Saturday, January 14, 2006

you write something... and then what...?


i dont know what's going on. i feel so tired. had a great time drinking with my friends last monday night (karen said she became a monster. lol) .. and now im sober.. (for 4days). aargh i hate this. i like to write about my experience in malapascua but cant. i want to write new material/songs for our comeback but cant. i want to write a goddamn poetry but cant. is this due to the lack of alcohol?

god i hate this. i want to watch Eternal Sunshine of the Spotless MInd. =) but my sis just mentioned the movies Pulp Fiction and my favorite "Natural Born Killers"

im done with my usual rounds.., friendster, myspace, gmail. i have a headache, and i hate myself for feeling hungry. hehehe.

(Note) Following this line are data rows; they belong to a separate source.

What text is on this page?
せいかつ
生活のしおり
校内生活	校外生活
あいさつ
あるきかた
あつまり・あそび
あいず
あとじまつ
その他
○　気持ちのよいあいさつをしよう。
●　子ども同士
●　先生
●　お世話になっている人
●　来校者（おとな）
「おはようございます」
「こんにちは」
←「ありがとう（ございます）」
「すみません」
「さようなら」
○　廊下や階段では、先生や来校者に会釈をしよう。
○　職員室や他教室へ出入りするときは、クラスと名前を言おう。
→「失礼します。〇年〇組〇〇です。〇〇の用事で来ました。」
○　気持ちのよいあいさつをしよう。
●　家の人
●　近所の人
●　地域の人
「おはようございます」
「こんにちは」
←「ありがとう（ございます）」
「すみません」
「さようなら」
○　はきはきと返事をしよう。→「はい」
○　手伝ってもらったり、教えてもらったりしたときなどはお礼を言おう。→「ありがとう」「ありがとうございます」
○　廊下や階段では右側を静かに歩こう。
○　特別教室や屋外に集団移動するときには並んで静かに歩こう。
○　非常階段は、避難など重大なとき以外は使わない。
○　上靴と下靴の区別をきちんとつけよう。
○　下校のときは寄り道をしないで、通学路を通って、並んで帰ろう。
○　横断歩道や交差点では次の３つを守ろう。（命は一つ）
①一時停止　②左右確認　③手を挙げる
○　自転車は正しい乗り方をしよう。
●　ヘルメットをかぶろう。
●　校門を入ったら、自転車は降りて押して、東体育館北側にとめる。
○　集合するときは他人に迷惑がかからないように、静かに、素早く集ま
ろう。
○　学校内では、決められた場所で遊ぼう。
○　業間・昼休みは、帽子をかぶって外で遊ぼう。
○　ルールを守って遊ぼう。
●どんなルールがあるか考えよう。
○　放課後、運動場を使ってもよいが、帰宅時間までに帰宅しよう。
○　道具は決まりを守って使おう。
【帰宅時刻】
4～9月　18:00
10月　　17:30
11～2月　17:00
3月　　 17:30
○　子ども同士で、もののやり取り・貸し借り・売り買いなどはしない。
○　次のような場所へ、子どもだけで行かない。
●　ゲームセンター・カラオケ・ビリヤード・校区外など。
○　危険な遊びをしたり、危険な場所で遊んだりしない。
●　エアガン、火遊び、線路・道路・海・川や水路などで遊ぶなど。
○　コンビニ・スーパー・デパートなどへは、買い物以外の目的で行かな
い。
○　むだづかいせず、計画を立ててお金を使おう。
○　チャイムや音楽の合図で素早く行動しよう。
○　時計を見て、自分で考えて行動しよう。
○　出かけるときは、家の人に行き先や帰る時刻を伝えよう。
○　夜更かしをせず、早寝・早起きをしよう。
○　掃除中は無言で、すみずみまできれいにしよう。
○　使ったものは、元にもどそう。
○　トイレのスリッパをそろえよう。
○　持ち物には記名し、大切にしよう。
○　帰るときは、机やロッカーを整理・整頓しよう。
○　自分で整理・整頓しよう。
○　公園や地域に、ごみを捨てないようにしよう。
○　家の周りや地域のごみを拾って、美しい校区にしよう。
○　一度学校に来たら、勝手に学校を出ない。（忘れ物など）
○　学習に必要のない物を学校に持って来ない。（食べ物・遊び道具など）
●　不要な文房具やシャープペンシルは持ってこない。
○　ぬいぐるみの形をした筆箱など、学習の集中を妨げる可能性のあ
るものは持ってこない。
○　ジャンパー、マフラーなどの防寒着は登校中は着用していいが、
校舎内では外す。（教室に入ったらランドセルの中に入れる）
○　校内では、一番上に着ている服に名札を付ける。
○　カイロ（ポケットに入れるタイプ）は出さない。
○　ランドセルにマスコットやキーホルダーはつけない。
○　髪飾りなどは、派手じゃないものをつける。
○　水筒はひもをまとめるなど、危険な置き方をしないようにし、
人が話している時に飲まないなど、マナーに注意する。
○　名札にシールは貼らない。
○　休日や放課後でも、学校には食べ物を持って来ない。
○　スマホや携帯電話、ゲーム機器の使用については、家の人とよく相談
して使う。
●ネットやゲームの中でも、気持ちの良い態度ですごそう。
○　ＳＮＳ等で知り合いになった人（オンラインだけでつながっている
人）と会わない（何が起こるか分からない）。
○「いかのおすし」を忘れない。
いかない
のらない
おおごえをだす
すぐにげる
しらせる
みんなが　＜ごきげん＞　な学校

and a thought came across.. what or who couldve inspired that guy who wrote "YOu're Beautiful" ?? i totally adore the song, and his voice. That.. after seeing his next song which is "Goodbye My Lover" WHOA! and i love the video too.

so much for my dream of becoming Moby, 3 months has passed and i havent been able to write some lyrics.. , the only thing i got is 2 trial versions for a downtempo song lol. im glad my friends gave me positive responses on my "songs" . i made them from fruity loops. they are supposed to be moody and instrumental.. i dont know. =P

if i had my way., id be out in a tiangge looking for boardshorts..

and yeah some ppl kid me around for starting the summer early. hehehe


grrr. i hate myself. i used to be able to write poetry that can make people cry...
now i want them to cry !!! hahaha maybe because i am happy with my life right now. i got no more mirror for my fictitious feelings. lol. and yeah, no one likes to rock on with a happy tune right? oh well maybe Weezer can get away with "...i got my hash pipe" now that is plain happy. =)

so what songs can i write? maybe it should start with

"God fucking hates me
he doesnt give me alcohol
he doesnt give me anything, cept for Tylenol"


argh. now my spine is hurting. im putting on my headphones yet my music has stopped like an hour ago already... i was listening to an mp3 which i have always thought was by TOOL, but now i am doubtful. sue me for piracy. lol

maybe im too old. im 24. im too old. i have no job, i have no money, and i wish to sleep now. and then id die, and god i hope at least one of my poems gets famous. lol.

now i remember the canvas i bought, and my set of oil brushes... fish in a can, i wasnt able to use them.

maybe i should start my day better tomorrow. life is beautiful. beautiful faces continually amaze me, and so does all the people who can write well, especially poetry.. love. tragedy... longing.

if you think you are beautiful. and if you think you can write well. cheers! im your fan.